Lawrence Livermore National Laboratory

October 29, 2019

Montage photo of Félicie Albert, Kim Budil, Jutta Escher, Sofia Quaglioni, Harry Robey and Ye Zhou.Lawrence Livermore National Laboratory scientists selected as 2019 fellows of the American Physical Society. From left: Félicie Albert, Kim Budil, Jutta Escher, Sofia Quaglioni, Harry Robey and Ye Zhou.

Six scientists whose work has includes research involving NIF & Photon Science have been named 2019 American Physical Society (APS) fellows.

Since 1921, the APS has annually elected members to the status of fellows to recognize those “who have made exceptional contributions to the physics enterprise in physics research, important applications of physics, leadership in or service to physics, or significant contributions to physics education.”

This year’s group of 168 APS Fellows includes:

Portrait photo of Félicie Albert (Click to expand)
Félicie Albert

Félicie Albert, staff scientist and deputy director of LLNL’s Center for High Energy Density Science. She was cited “for many original contributions to the development of directional x-ray beams for probing high energy density matter.” In July, Albert received a Presidential Early Career Award for Scientists and Engineers and was named a senior member of The Optical Society.

Portrait photo of Kimberly Budil
Kimberly Budil

Kimberly Budil, principal associate director for Weapons & Complex Integration (WCI), “for extraordinary leadership in developing national security partnerships between laboratories, academia, and governments, and for promoting diversity in science.” Budil, who joined LLNL as a graduate student in Laser Programs in 1987, has held roles of increasing management responsibility across LLNL programs including NIF, WCI, Global Security, and Physical and Life Sciences.

Portrait photo of Harry Robey (Click to expand)
Harry Robey

Harry Robey, LLNL physicist, who was cited for “significant advances
in the understanding of complex hydrodynamics in inertial confinement fusion
and high energy density plasmas, and for leadership in the design and execution of experiments on the National Ignition Facility.”

Portrait photo of Ye Zhou (Click to expand)
Ye Zhou

Ye Zhou, LLNL physicist, “for seminal contributions to understanding the evolution of turbulent interfaces from the weakly nonlinear to fully turbulent regimes relevant to the micro-scales of laser experiments, and the inertial confinement fusion to the mega-scales of supernova explosions, space physics, and astrophysics.”

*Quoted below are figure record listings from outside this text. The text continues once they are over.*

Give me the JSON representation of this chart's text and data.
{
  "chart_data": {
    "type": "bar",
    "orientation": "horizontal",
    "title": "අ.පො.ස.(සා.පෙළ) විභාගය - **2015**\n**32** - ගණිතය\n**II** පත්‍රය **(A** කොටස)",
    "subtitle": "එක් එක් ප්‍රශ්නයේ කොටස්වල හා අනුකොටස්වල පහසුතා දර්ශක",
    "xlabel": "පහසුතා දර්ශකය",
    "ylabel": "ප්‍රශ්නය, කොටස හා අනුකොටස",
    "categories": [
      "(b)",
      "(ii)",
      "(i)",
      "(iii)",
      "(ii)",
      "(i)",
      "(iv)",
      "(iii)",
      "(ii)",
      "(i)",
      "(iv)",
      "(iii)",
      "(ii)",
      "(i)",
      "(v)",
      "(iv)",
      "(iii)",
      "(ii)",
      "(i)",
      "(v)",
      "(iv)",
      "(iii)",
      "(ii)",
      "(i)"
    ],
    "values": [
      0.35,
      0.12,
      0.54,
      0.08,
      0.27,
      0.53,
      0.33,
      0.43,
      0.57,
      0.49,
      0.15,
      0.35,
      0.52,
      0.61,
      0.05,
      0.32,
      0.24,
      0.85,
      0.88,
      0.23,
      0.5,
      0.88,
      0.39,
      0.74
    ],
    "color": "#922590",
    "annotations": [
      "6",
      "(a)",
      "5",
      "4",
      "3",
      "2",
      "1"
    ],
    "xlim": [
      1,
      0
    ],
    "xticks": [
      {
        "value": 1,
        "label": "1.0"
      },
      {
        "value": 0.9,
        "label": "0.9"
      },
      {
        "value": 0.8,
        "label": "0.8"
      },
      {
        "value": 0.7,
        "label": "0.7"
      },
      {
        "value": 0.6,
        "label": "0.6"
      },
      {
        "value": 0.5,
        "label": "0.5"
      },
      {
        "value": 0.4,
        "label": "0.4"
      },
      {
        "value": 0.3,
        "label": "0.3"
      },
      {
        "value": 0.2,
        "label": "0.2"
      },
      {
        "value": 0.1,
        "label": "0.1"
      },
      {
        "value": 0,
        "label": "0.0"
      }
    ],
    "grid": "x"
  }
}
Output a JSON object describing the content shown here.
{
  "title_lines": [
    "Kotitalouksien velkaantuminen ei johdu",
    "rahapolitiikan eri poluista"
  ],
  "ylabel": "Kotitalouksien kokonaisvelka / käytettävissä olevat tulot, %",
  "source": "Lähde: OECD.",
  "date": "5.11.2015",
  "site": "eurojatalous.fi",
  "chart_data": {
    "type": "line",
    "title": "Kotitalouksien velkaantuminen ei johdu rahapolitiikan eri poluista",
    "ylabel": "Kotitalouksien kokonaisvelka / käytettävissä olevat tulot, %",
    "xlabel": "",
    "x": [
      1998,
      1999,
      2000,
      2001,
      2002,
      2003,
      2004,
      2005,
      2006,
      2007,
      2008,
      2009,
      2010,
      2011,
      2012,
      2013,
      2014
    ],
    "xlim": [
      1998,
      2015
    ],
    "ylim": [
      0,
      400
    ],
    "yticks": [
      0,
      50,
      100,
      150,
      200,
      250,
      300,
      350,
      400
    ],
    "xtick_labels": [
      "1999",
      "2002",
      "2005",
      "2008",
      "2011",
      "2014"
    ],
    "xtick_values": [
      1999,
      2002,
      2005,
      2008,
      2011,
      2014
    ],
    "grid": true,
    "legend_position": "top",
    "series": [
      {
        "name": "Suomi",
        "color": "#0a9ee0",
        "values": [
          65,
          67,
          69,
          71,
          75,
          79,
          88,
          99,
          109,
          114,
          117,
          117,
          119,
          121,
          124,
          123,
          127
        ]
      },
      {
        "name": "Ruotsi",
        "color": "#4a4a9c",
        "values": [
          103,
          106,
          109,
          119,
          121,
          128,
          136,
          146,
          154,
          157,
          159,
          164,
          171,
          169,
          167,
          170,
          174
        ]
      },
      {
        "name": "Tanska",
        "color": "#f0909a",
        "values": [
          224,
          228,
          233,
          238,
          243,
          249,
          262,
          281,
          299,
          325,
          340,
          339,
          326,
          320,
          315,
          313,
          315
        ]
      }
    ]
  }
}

Portrait photo of Carolyn Kuranz (Click to expand)
Carolyn Kuranz

Carolyn Kuranz, director of laboratory astrophysics, University of Michigan Center for Laser Experimental Astrophysics Research. Kuranz, associate professor of nuclear engineering and radiological sciences, was cited for spearheading academic use of NIF for “seminal experiments in plasma laboratory astrophysics, specifically the effects of locally generated intense radiation on an interface and on astrophysically relevant interfacial instabilities.”

Portrait photo of Hans Herrmann (Click to expand)
Hans Herrmann

Hans Herrmann, Engineered Materials group leader, Los Alamos National Laboratory’s Material Science and Technology division. Herrmann was cited for “pioneering the use of Cherenkov radiation techniques for high energy gamma spectroscopy applications at the National Ignition and Omega Laser Facility.”

Other LLNL scientists named as APS Fellows were:

Jutta Escher, research scientist, Physical & Life Sciences nuclear and chemical sciences division, “for developing the theoretical framework required to validate the surrogate reaction method for neutron-induced reactions, and for leading the applications of these methods to address important questions in nuclear astrophysics and stewardship science.”

Sofia Quaglioni, P&LS deputy group leader, nuclear data and theory, “for contributions to unifying theories for the structure and dynamics of light nuclei by elucidating the role of the continuum in weakly bound nuclei, and the inclusion of three-body final states and three-nucleon interactions within reaction dynamics.”

The fellowships are awarded after an extensive review and are considered a distinct honor because the evaluation process, conducted by fellowship committees of individual divisions, topical groups, and forums, relies on nomination and recommendation by one’s professional peers. No more than one half of one percent of the society’s membership is elected to the status of fellow each year.